Russian Foreign Ministry Spokeswoman Claims Jews Behind Donald Trump’s Victory

Donald Trump
Republican presidential nominee Donald Trump addresses a campaign rally in the Rodeo Arena at the Jefferson County Fairgrounds, Golden, Colorado, October 29. A Russian spokeswoman has said that "the Jews" were behind his election victory. Chip Somodevilla/Getty

A spokeswoman for the Russian foreign ministry has been accused of peddling an anti-Semitic conspiracy theory after claiming that Donald Trump won the U.S. election because of support from “the Jews.”

Maria Zakharova appeared on Russian TV show Sunday Evening, hosted by pro-Kremlin presenter Vladimir Solovyov, where she said that she had spoken to American Jews in September at the U.N. General Assembly in New York and the conversations had convinced her that Trump would win.

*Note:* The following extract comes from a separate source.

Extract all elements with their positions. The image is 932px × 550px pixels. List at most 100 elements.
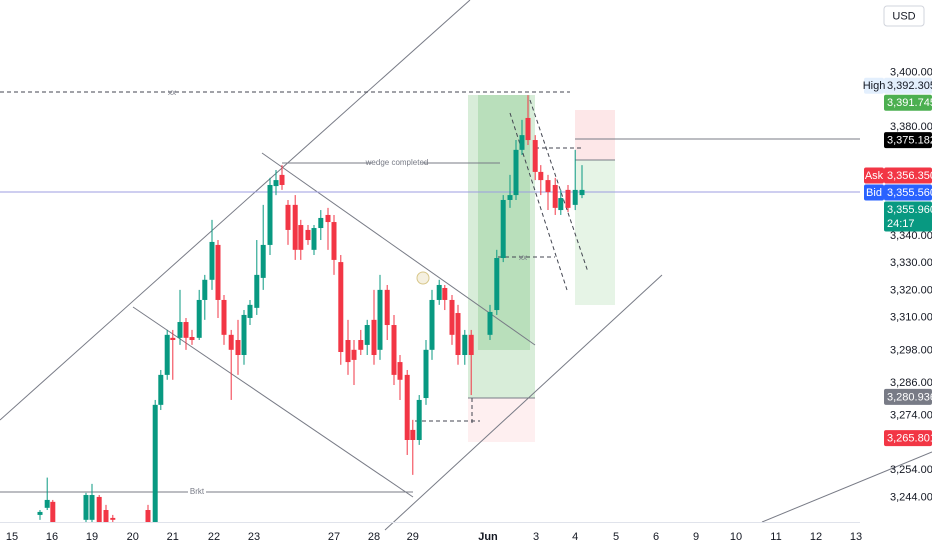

“If you want to know what will happen in America, who do you have to talk to? You have to talk to the Jews, naturally. But, of course, it goes without saying,” she said, appearing to imply the conspiracy theory that rich New York Jews control U.S. politics.

She then changed her voice to adopt a “cartoonish Jewish accent” in her impersonation of an American Jew she had spoken to, Central Asian news site Radio Free Europe reported.

“‘Marochka, understand this, we’ll donate to Clinton, of course. But we’ll give the Republicans twice that amount.' Enough said. That settled it for me—the picture was clear,” she said.

“If you want to know the future, don’t read the mainstream newspapers—our people in Brighton [Beach] will tell you everything,” she said, in reference to the Brooklyn area with a large population of Jewish immigrants from Russia and the former Soviet states.

Zakharova’s suggestion of Jewish influence in the election result drew criticism from both Russian and American quarters. Michael McFaul, the former U.S. ambassador to Moscow, wrote on Facebook: “Wow. And this is the woman who criticizes me for not being diplomatic.”

Opposition Russian activist Roman Dobrokhotov tweeted that she had “explained Trump’s victory as a Jewish conspiracy.”

Zakharova’s comments come despite a spate of anti-Semitic incidents in the U.S. following Trump’s election victory. Swastikas have appeared on a storefront in Philadelphia and a church in Indiana alongside pro-Trump messages. Trump has himself faced allegations of anti-Semitism, as has his chief-of-staff Steve Bannon. Both deny the accusations.

In contradiction of Zakharova’s comments, Jewish Americans overwhelmingly backed Democratic candidate Hillary Clinton, with 70 percent voting for her and only 25 percent voting for Trump, according to one exit poll.